Timoteo conocía al Topo. Desde hacía tiempo. Si decía que podía hacer algo es que podía; y lo mismo al contrario. «No me gusta». «No es eso lo que te estoy preguntando».

«Tengo una curiosidad», el Topo se interrumpió mientras devolvía el pesado macuto de su amigo a su sitio, ya de pie, listo para irse, «¿cómo tienes pensado salir de este planeta? Ese barquito del que te enorgulleces tanto es demasiado endeble». Timoteo sólo sabía una manera: «compraré un hechizo». «Nadie te lo venderá. Que no tengas una orden colgada en la columna del senado no significa que no hay una circulando por círculos no oficiales. Y, aunque no sea así, no se van a arriesgar. No con alguien como tú». «¿A eso lo llamas tú dar ánimos?», Timoteo no tuvo necesidad de mirar a su amigo para saber qué la comisura del labio había temblado un instante, casi tanto como una carcajada en la cara de cuero viejo del Topo. «Si no puedo comprarlo, lo… adquiriré». «Lástima no estar ahí cuando suceda», y se fue.

Timoteo se dio la vuelta para mirar a su compañero de cuarto.

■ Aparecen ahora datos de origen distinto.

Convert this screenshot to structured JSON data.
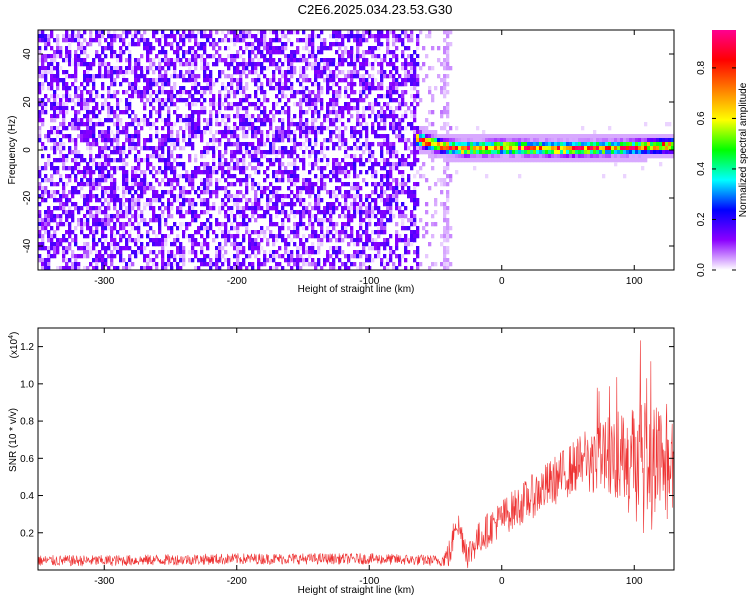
{
  "chart_data": [
    {
      "type": "heatmap",
      "title": "C2E6.2025.034.23.53.G30",
      "xlabel": "Height of straight line (km)",
      "ylabel": "Frequency (Hz)",
      "xlim": [
        -350,
        130
      ],
      "ylim": [
        -50,
        50
      ],
      "x_ticks": [
        -300,
        -200,
        -100,
        0,
        100
      ],
      "x_tick_labels": [
        "-300",
        "-200",
        "-100",
        "0",
        "100"
      ],
      "y_ticks": [
        -40,
        -20,
        0,
        20,
        40
      ],
      "y_tick_labels": [
        "-40",
        "-20",
        "0",
        "20",
        "40"
      ],
      "colorbar": {
        "label": "Normalized spectral amplitude",
        "range": [
          0.0,
          0.95
        ],
        "ticks": [
          0.0,
          0.2,
          0.4,
          0.6,
          0.8
        ],
        "tick_labels": [
          "0.0",
          "0.2",
          "0.4",
          "0.6",
          "0.8"
        ],
        "colormap": [
          "#ffffff",
          "#8b00ff",
          "#0000ff",
          "#00ffff",
          "#00ff00",
          "#ffff00",
          "#ff8000",
          "#ff0000",
          "#ff0090"
        ]
      },
      "noise_region": {
        "x_start": -350,
        "x_end": -62,
        "amplitude_range": [
          0.0,
          0.2
        ]
      },
      "sparse_region": {
        "x_start": -62,
        "x_end": -38
      },
      "signal_band": {
        "x_start": -65,
        "x_end": 130,
        "center_frequency": [
          [
            -65,
            5
          ],
          [
            -55,
            3
          ],
          [
            -45,
            1.5
          ],
          [
            -30,
            0.5
          ],
          [
            0,
            1
          ],
          [
            50,
            0.5
          ],
          [
            100,
            1
          ],
          [
            130,
            2
          ]
        ],
        "half_width_hz": 2.5,
        "peak_amplitude": 0.95
      }
    },
    {
      "type": "line",
      "xlabel": "Height of straight line (km)",
      "ylabel": "SNR (10 * v/v)",
      "y_multiplier": "(x10",
      "y_multiplier_exp": "4",
      "y_multiplier_close": ")",
      "xlim": [
        -350,
        130
      ],
      "ylim": [
        0,
        1.3
      ],
      "x_ticks": [
        -300,
        -200,
        -100,
        0,
        100
      ],
      "x_tick_labels": [
        "-300",
        "-200",
        "-100",
        "0",
        "100"
      ],
      "y_ticks": [
        0.2,
        0.4,
        0.6,
        0.8,
        1.0,
        1.2
      ],
      "y_tick_labels": [
        "0.2",
        "0.4",
        "0.6",
        "0.8",
        "1.0",
        "1.2"
      ],
      "color": "#ee3333",
      "trend": {
        "x": [
          -350,
          -300,
          -200,
          -100,
          -45,
          -38,
          -35,
          -30,
          -25,
          -20,
          -10,
          0,
          20,
          40,
          60,
          80,
          100,
          120,
          130
        ],
        "y": [
          0.05,
          0.05,
          0.06,
          0.06,
          0.05,
          0.1,
          0.28,
          0.18,
          0.08,
          0.15,
          0.22,
          0.28,
          0.38,
          0.48,
          0.58,
          0.62,
          0.65,
          0.6,
          0.55
        ]
      },
      "noise_amplitude": [
        [
          -350,
          0.03
        ],
        [
          -45,
          0.03
        ],
        [
          -40,
          0.08
        ],
        [
          0,
          0.1
        ],
        [
          60,
          0.15
        ],
        [
          100,
          0.3
        ],
        [
          130,
          0.35
        ]
      ]
    }
  ]
}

El viejo de la posta estaba atado a la silla donde se sentaba y miraba al suelo con ceñuda obstinación. Su carcelero no se hizo ilusiones pensando que no estaba ideando una manera de escapar. De todas formas, había dejado de lanzar continuas ojeadas a la mochila de Timoteo, con ese brillo en sus amarillentos ojos que dejaba un regusto oleoso cuando la paseaba sobre uno. «¿Qué voy a hacer con éste?», ésa era la única parte de su plan, si podía llamarse así a una huída que había empezado a ciegas, que no había atado. «No puedo esperar a que el Topo vuelva. Si no quiero parecer más sospechoso de lo habitual, debería visitar a los hechiceros de día. Me disfrazaré. Pero, ¿qué voy a hacer con éste?». En realidad sólo había una respuesta, pero eso no quería decir que a Timoteo le gustase un pelo.

De un paso se plantó detrás del viejo y presionó con sus dedos dos puntos exactos en la nuca y la unión del hombro y el cuello. Su prisionero se desmayó de inmediato. «No envidio el dolor de cabeza que tendrás al despertar».

Salió a la calle por la puerta de atrás que daba a un bosquecillo. Tenía que atravesarlo para llegar a un camino secundario que le llevaría a otra aldea. Aunque en el pueblo donde vivía el Topo hubiera algún hechicero no podía ir a él; eso llamaría la atención y no quería cerrarle el negocio a su amigo. Con la alegría de volver a estar bajo el aire libre después de dos días encerrado, echó a andar. Si regresaba pronto iría a echarle un vistazo al Míle, seguro que estaba enfadado por estar posado en tierra.